# NT men: What do you think of NF women?



## Mr Oops (Jun 29, 2016)

This is just tangent to another thread.

I have seen some NFs. I think when F is coupled with S makes it a lot sexier. Much more vitality and so on. When F is coupled with N they enter into my territory but for wrong reasons trying to put ideology on logical conceptual realm which is disturbing. There tends to be a conflict because of that. INFx are better in here than their extroverted cousins.
When you talk with about quantum mechanics and such some of them try to put ideological spin on characters figuring out their motives. This is not how it works – I tend to say. Bouncing to a thing when it is not logically sound.

I'm much happier when I deal with SFJs because when I explain they listen and try to understand. For example there are plenty of ESFJs who are very happy to follow precise abstract reason with admiration and to get it to a required level making no non-logical hyperboles. With NFs it is very stressful because they only tend accept purely practical help in their own endeavours and shrug off non humanistic views as purely dull.


----------



## ElectricSlime (Nov 25, 2016)

Sounds like you need to find the INFJ to your ENTP.

Heck I do too.


----------



## RexMaximus (Jun 29, 2016)

I like NF women a lot. ENFPs as would be predictable but ENFJs as well, though perhaps not for a romantic relationship. I don't think I know any INFs, except for perhaps my mother. I'd definitely be open to it though. As long as they're not radical feminists or SJWs. You can miss me with those. I think that most of my future partners will be NF women.


----------



## Mr Oops (Jun 29, 2016)

INFJs , I think they are OK. INFPs tend to get bit too sensitive around me. It is like my logic sounds very judgemental while I'm not really making a character evaluation – merely logical-sciency generalisations of people actions.

INFJs are better but I still don't like their spin of societal views. ISFJs are on the same page with me saying that I make lot of sense while I have to explain stuff to INFJs. They'll eventually get it in a way. Why is that? Me and ISFJ generally like that broader issues are logical and local smaller issues are more feeling orientated. It is exactly the other way with NFs.

Example: INFJs take on political views: This why that group is oppressed. Me: If you look at it more logically you both do the same thing and in general that is how people handle things. INFJ looks me at some kind of amazement. Like I can not take sides (which is true).

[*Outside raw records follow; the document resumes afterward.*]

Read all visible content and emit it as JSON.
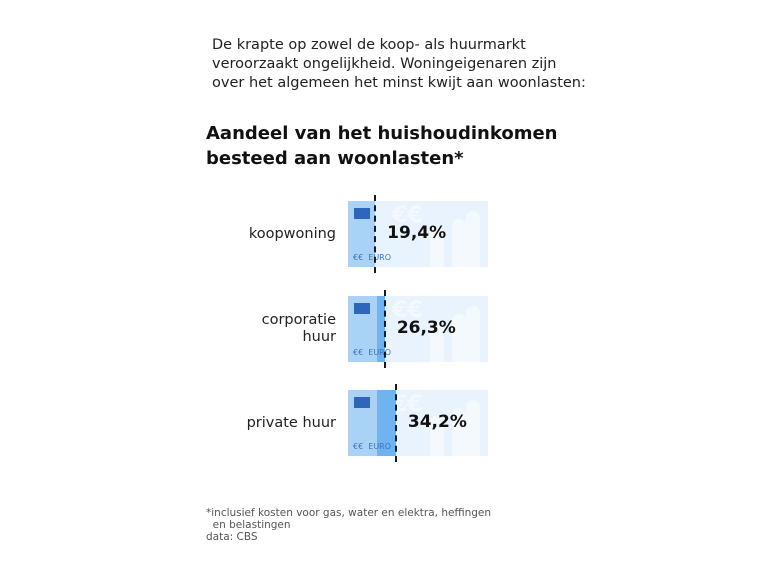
{
  "intro": [
    "De krapte op zowel de koop- als huurmarkt",
    "veroorzaakt ongelijkheid. Woningeigenaren zijn",
    "over het algemeen het minst kwijt aan woonlasten:"
  ],
  "chart_data": {
    "type": "bar",
    "title": [
      "Aandeel van het huishoudinkomen",
      "besteed aan woonlasten*"
    ],
    "categories": [
      [
        "koopwoning"
      ],
      [
        "corporatie",
        "huur"
      ],
      [
        "private huur"
      ]
    ],
    "values": [
      19.4,
      26.3,
      34.2
    ],
    "value_labels": [
      "19,4%",
      "26,3%",
      "34,2%"
    ],
    "unit": "%",
    "xlim": [
      0,
      100
    ],
    "colors": {
      "base": "#a9d2f6",
      "extra": "#6fb3f0",
      "note": "#e8f3fd"
    }
  },
  "note_text": {
    "euro_short": "€€",
    "euro": "EURO"
  },
  "footnote": [
    "*inclusief kosten voor gas, water en elektra, heffingen",
    "  en belastingen",
    "data: CBS"
  ]
}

Just look at ESTP Joe Rogan how well he complements INFJ. Gay rights: I'm there with you, ma'am. I'm like if we had no marriage laws in the first place this wouldn't be an issue.


----------



## Blue Ribbon (Sep 4, 2016)

Mr Oops said:


> This is just tangent to another thread.
> 
> I have seen some NFs. I think when F is coupled with S makes it a lot sexier. Much more vitality and so on. When F is coupled with N they enter into my territory but for wrong reasons trying to put ideology on logical conceptual realm which is disturbing. There tends to be a conflict because of that. INFx are better in here than their extroverted cousins.
> When you talk with about quantum mechanics and such some of them try to put ideological spin on characters figuring out their motives. This is not how it works – I tend to say. Bouncing to a thing when it is not logically sound.
> ...


Oh sweetie, thank you so much <3

Yes SJs get such a bad rap but we're as smart as our N counterparts. And I love NTs too.


----------



## NipNip (Apr 16, 2015)

Generally speaking our best match probably.


----------



## Asmodaeus (Feb 15, 2015)

Lovely! :happy:


----------



## starwars (Sep 5, 2014)

Um Im not a man.....I like NFs....Male or female. I dont know many males tho.....
Idk they understand my thought processes much better and less explaining. Plus I tend to hurt Sfs.......Nfs usually like me.


----------



## Starry Eyed (Jan 15, 2016)

Ha. I think I might get what you mean.

INTJ male friend- I love the mechanics of this game and the story is so good.
Me- I like the game but I wish it wasn't so sad it makes me like it less.
INTJ- Well yea it's sad but the FPS on here...(this part would take about a page and I cannot remember every technical thing he said)
Me- But it's sad I don't like it.
INTJ- Tragedy doesn't make a game bad.
Me- But I don't like characters dying...
INTJ- They are completely fictional and feel no emotion.
Me- So? 
INTJ- They aren't real!
Me- Well I'm responding to stimuli...
INTJ- *innterupts me* Ah, fair enough

Lol, I mean anything can involve 'emotions' This conversation wasn't about a theory but this often happens and sometimes he gets frustrated but he thinks it's funny because I am also able to say, ' well I'm responding this way because x'
Sometimes it may seem like NF's are going into lalala land but just have them explain. If you don't like the explanation debate it. I find that fun. If you don't then that's cool maybe 'S' is better for you in particular. I can discuss logic but I prefer ethics. That's what I personally like it's not a matter of I can't discuss it, it's that I won't unless I like you as a friend or I feel like it.

Personally I prefer someone who comes to conclusions differently then I do, at least to date. Friends I just like nice people, etc.


----------



## 0bl1gatory (Oct 8, 2014)

i know an infp woman, she is amazing.

I think its the fact that emotions are a major deciding factor in her thought processes, or at least it appears like that to me. Its refreshing to see/experience.


----------



## HGy (Jul 3, 2016)

Redacted


----------